The difference between the original poses and the new ones could hardly be more striking. The originals struggled to cope with the two-piece mould, had some awkward poses and some quite ugly lines. The new figures are superb, with beautiful forms and all the delightfully clear detail you could wish. Faces and hands are lovely to behold, and all the clothing is entirely plausible with all the folds and creases you would expect. Equipment, and especially weaponry, is very nicely detailed, making identification easy, and all the poses are very natural and well-designed too. Four of the new poses require a separate right arm to be attached (last two in first row and first two in second row), which helps make a great pose, but does require some assembly. Despite the quality of the sculpting we found the fit of these arms was adequate rather than great, but a bit of trimming soon solves any issues. The results are first class, although just a shade too large for our liking.

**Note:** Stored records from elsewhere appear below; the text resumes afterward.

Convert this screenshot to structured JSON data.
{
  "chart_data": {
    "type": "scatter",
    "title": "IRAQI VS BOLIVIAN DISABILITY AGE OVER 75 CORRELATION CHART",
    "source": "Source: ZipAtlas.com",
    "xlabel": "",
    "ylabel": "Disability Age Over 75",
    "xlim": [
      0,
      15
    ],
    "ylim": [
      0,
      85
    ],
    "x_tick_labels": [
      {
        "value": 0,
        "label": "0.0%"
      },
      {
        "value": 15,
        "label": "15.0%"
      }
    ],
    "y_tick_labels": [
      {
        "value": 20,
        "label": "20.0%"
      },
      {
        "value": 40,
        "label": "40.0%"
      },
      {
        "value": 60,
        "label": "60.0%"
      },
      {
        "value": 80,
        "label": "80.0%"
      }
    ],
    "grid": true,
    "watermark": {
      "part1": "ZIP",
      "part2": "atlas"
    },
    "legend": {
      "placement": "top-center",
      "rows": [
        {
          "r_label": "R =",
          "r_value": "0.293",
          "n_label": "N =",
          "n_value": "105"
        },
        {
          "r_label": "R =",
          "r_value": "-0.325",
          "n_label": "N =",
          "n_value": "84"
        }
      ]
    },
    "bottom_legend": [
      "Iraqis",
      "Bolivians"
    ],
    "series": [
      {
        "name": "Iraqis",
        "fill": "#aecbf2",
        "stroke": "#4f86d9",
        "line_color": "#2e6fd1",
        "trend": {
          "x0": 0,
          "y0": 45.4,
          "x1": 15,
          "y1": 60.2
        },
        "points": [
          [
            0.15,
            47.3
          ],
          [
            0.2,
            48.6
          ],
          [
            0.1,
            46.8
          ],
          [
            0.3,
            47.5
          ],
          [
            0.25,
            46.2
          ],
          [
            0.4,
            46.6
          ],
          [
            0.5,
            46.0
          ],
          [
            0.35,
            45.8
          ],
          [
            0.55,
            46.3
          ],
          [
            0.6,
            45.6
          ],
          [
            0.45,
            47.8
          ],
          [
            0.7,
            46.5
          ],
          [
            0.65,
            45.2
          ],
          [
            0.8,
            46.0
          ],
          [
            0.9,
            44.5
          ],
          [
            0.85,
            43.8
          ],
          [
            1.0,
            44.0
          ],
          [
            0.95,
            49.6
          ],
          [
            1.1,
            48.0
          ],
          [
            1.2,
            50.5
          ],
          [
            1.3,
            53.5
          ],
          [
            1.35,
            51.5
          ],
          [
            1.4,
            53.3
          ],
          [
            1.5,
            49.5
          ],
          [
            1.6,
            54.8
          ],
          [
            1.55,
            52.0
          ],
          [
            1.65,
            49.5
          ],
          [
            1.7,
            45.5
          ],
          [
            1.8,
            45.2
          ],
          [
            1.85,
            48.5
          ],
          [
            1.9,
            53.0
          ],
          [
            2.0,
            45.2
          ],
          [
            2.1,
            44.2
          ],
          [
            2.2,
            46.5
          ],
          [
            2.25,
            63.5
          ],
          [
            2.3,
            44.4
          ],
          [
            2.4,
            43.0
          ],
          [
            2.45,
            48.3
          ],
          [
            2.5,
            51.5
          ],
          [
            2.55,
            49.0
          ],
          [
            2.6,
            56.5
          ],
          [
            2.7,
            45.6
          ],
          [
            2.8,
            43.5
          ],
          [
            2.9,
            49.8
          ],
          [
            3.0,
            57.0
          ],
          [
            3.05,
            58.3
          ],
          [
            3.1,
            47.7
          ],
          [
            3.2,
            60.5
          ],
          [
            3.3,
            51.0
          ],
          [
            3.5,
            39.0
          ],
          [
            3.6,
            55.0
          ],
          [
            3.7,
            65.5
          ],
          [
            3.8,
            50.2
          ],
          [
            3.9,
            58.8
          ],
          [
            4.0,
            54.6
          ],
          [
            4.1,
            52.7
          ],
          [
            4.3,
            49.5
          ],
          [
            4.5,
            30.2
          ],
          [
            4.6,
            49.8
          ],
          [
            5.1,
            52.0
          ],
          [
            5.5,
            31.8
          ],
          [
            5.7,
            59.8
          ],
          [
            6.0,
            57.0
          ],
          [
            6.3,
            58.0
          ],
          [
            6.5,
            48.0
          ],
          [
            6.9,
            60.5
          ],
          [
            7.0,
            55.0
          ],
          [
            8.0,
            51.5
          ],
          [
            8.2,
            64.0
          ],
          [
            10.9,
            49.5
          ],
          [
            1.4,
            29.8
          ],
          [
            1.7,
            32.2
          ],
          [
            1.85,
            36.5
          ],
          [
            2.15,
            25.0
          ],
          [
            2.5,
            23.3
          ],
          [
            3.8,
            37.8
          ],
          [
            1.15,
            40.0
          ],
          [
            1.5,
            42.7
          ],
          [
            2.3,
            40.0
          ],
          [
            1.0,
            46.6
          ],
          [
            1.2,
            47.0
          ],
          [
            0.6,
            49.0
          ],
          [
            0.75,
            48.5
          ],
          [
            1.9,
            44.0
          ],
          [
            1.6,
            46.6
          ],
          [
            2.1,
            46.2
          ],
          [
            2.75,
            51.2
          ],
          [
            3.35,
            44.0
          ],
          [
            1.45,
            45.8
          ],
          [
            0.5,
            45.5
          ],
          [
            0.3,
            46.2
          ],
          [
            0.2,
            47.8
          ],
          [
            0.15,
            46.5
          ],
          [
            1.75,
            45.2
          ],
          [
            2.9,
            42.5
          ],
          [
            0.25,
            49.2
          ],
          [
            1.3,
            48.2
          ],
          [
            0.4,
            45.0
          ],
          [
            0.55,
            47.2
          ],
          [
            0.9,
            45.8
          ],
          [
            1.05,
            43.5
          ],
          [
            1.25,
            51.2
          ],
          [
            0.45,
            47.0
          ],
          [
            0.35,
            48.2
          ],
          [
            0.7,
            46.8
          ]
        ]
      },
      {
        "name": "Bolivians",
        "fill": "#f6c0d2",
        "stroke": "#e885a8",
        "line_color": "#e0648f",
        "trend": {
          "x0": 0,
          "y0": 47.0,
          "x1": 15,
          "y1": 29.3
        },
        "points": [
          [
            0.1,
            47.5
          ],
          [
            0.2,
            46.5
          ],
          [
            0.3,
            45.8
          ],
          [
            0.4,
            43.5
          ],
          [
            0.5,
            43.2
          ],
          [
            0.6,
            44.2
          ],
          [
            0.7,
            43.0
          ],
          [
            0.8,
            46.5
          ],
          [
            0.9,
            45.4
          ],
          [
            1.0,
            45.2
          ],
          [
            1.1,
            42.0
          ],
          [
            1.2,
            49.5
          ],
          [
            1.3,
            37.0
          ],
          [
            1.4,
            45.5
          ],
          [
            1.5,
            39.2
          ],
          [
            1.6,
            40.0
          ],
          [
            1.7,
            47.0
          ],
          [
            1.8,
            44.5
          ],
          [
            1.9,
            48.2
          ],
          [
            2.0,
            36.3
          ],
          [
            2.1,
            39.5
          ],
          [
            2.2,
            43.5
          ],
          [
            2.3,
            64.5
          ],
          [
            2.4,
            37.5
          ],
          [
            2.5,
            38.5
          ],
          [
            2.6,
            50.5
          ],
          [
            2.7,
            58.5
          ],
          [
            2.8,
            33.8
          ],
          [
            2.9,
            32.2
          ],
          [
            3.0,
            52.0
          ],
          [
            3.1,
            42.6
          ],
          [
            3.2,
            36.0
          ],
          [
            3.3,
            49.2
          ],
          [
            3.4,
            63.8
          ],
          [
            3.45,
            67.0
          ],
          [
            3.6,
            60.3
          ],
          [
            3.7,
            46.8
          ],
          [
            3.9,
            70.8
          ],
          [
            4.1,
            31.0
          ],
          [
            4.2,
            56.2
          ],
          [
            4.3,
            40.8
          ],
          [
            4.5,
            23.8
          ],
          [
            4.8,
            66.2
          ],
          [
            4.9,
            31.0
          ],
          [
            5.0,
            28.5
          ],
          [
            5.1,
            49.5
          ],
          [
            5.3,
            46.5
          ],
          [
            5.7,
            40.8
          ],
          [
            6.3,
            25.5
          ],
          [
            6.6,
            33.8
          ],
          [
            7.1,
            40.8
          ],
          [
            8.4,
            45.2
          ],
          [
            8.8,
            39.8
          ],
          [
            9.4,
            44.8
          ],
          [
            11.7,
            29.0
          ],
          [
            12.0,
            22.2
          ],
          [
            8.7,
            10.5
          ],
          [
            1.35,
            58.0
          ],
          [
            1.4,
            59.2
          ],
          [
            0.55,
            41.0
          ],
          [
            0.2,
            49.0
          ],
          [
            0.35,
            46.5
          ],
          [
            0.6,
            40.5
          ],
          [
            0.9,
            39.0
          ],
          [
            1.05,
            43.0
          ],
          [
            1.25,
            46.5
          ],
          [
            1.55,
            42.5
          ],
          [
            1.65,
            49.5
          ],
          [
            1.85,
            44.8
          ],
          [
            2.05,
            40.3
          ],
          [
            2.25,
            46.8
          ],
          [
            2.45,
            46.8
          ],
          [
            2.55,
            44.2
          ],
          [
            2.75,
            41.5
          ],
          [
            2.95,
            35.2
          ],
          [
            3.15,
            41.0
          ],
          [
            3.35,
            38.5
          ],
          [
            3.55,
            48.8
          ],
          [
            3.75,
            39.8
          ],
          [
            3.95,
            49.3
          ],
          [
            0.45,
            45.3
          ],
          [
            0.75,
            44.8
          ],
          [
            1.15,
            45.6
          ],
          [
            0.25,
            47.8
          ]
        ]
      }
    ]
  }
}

The original poses offered quite a wide range, including two officers, a flamethrower and a wire-cutter. In general the ideas were fine but the execution left something to be desired. The nine new poses deal almost exclusively with the ordinary rifleman, and so do much to rebalance the range of poses in this new set. Some of the new poses are very similar to the old ones, but far better done, and all of them deliver standard and very useful figures that any customer will find easy to use. Even the officer, whistle in hand and revolver pointing high in the air, is a great pose and highly appropriate for the sort of warfare in World War I – so much better than men in soft caps waving swords about. So, the old poses are adequate, the new ones are excellent.
The new figures wear the same basic uniform as the old ones, which is the standard M1909 tunic and trousers with puttees. The tunic has concealed buttons, no visible pockets, padded shoulder guards and a stand collar. Again like the old, all the new figures wear the ‘Adrian’ helmet, introduced in 1916, and well done here. The old set lost marks for accuracy thanks to the kit and belts, but the new poses are a vast improvement. They all have the usual two pairs of ammunition pouches on their belt, supported by a strap running round the neck. They all have haversack, water bottle and bayonet scabbard, although annoyingly these sometimes appear on the opposite side to the norm, presumably to aid the sculptor. Whether this happened in reality is hard to judge, but was probably rare if at all. The new officer is much like the men (hooray!) but his tunic is of better quality with visible pocket flaps, and it has shoulder straps too. As well as his pistol holster and ammunition pouches, he has a water bottle and map case (which has had a corner snipped off, unfortunately, for no obvious reason). He also wears breeches rather than ordinary trousers, and long boots rather than puttees, but would still be far less of an obvious target than the sword-carrying figure in the old set.
All the new figures carry the usual 6.5mm Mannlicher-Carcano M1891 rifle, as do the old, but these are much better done, including slings which the old poses lack. Most also have a bayonet attached, which was normal practice when going into battle. The old poses include one man carrying a flamethrower, which would probably have been the French Schilt No 3 bis, but here it is modelled with two slim tanks rather than the single large tank of the actual item, so the accuracy here is doubtful. The man lying on his back is quite nice, and he wears body armour as he reaches up with his wire-cutters. As we have said, by mid-1916 no officer went into action in trench coat and sword, so that figure is of little use.
Apart from the slightly clipped officer’s case, the only other issue with the sculpting of the new figures is that on some the outer pouch of each pair is also reduced, but the contrast in quality and style between the old and new figures remains very stark. The new figures are superb, well sculpted, excellent poses and well-detailed, while the old ones are none of these. That leaves us with a problem with the scores, which many visitors see as very important. Had the set been made up exclusively of the new poses, it would have scored 10 for accuracy, pose quality, sculpting and mould quality (as there is no flash on any of them), but only nine poses scores 6 in this case. However we have to score the set as a whole, and of course the old figures drag down the scores as a result. The old poses do provide more variety of pose and weaponry, so we can understand their inclusion to a degree, but it is the new poses that make this such a good set, so do not worry about the scores below – if you want World War I Italian infantry then this is definitely the set for you, even if you do not use many of the old figures at all.